La fuite des cerveaux

Si l’immigration est relativement bien connue (*), il n’en va pas de même de l’émigration. Ceux qui dénoncent la fuite des cerveaux sont incapables d’avancer le moindre chiffre précis.

Au vu des chiffres du Ministère des affaires étrangères, le nombre d’expatriés français a fortement augmenté depuis dix ans. Le nombre d’immatriculés dans les consulats français est ainsi passé de 898 500 à 1 252 000 entre 1995 et 2004 (+ 39 %). La hausse atteint 49 % pour les Etats-Unis (105 000), 71 % pour le Canada (62 000 immatriculés), 84 % pour le Royaume-Uni (95 000), 206 % pour l’Irlande (6 000), 44 % pour Israël (43 000). (**)

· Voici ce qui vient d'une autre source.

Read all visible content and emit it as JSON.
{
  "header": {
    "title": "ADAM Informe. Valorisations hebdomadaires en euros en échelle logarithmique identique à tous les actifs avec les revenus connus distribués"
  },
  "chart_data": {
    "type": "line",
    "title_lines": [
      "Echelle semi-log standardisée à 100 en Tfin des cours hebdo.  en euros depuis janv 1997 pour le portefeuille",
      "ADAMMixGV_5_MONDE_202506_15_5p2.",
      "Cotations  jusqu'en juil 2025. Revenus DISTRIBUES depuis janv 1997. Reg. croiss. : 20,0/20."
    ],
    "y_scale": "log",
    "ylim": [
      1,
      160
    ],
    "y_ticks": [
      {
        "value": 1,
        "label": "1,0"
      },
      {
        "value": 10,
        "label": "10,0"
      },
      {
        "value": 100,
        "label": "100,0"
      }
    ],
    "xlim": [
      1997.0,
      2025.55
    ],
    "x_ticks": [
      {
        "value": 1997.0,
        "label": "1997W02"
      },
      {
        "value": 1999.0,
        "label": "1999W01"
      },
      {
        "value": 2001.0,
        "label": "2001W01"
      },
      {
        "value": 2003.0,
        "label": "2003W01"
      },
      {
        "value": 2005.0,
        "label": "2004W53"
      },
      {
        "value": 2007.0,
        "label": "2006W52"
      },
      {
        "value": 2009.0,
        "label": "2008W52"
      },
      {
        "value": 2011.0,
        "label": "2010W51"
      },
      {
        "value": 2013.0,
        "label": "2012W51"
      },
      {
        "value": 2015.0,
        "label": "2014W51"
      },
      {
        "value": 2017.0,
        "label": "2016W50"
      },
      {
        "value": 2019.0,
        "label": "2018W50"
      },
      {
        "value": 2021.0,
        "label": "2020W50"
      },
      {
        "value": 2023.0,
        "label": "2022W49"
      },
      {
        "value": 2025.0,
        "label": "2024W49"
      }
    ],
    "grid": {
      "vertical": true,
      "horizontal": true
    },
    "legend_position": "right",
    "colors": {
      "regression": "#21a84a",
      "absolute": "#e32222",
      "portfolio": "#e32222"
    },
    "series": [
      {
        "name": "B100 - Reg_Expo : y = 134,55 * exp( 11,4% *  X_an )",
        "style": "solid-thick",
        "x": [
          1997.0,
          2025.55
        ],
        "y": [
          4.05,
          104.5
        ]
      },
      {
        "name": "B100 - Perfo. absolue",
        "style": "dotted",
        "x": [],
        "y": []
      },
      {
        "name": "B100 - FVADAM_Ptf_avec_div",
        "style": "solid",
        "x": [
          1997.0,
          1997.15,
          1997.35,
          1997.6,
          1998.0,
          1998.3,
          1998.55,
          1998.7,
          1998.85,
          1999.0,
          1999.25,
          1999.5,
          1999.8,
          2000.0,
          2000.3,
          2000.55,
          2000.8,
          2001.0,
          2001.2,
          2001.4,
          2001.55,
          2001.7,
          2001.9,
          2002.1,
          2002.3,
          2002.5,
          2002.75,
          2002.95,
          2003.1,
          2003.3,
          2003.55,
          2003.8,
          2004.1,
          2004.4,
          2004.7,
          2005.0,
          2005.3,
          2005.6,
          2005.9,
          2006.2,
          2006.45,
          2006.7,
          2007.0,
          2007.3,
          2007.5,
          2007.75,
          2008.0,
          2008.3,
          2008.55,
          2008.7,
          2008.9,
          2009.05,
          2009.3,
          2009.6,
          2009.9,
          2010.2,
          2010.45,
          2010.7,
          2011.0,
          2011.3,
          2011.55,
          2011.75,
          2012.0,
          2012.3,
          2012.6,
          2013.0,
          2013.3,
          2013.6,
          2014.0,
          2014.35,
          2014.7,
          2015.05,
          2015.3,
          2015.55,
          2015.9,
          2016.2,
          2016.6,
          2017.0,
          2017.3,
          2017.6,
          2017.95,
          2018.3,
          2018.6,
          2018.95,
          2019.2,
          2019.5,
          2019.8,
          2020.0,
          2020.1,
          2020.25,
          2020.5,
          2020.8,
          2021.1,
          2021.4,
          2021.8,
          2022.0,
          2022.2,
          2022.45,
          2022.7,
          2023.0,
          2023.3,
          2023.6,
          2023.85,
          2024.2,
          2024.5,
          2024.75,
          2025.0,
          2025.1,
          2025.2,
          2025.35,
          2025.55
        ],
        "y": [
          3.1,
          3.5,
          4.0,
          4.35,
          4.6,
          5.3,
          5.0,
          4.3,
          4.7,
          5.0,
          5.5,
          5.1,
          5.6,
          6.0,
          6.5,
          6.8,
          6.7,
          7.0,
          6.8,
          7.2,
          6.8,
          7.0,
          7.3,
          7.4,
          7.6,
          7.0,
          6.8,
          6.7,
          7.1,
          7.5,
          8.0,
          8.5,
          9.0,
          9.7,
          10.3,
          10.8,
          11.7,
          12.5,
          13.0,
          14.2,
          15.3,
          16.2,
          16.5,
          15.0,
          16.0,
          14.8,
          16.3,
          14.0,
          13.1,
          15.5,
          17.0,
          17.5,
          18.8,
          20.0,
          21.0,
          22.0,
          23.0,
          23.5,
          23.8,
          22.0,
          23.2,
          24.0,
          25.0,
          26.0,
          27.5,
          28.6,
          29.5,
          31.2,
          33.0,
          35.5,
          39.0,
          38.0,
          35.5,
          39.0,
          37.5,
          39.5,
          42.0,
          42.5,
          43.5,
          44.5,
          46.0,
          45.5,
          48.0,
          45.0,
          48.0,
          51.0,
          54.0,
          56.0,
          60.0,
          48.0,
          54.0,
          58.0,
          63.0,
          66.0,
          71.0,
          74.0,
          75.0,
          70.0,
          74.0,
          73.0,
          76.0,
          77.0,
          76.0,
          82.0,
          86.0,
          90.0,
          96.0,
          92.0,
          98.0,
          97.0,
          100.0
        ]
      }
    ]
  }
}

Malheureusement, cette statistique a de graves insuffisances. Comme l’écrit l’Insee, « pour être immatriculé, il faut résider plus de six mois et être en situation régulière dans le pays d’accueil. Des Français résident dans le pays sans s’immatriculer, des Français immatriculés quittent le pays sans le signaler au consulat…Cette statistique ne fournit donc pas un décompte complet de la communauté française résidant à l’étranger. » (***)

Si l’on veut des chiffres fiables, le mieux est de se tourner vers les statistiques d’immigration des pays destinataires. Ces données sont disponibles en lignes, mais, curieusement, personne n’a songé à les consulter !

Les rapports du Home Office britannique montrent ainsi que le nombre d’expatriés français travaillant au Royaume-Uni a fortement augmenté depuis vingt ans (tableau 1).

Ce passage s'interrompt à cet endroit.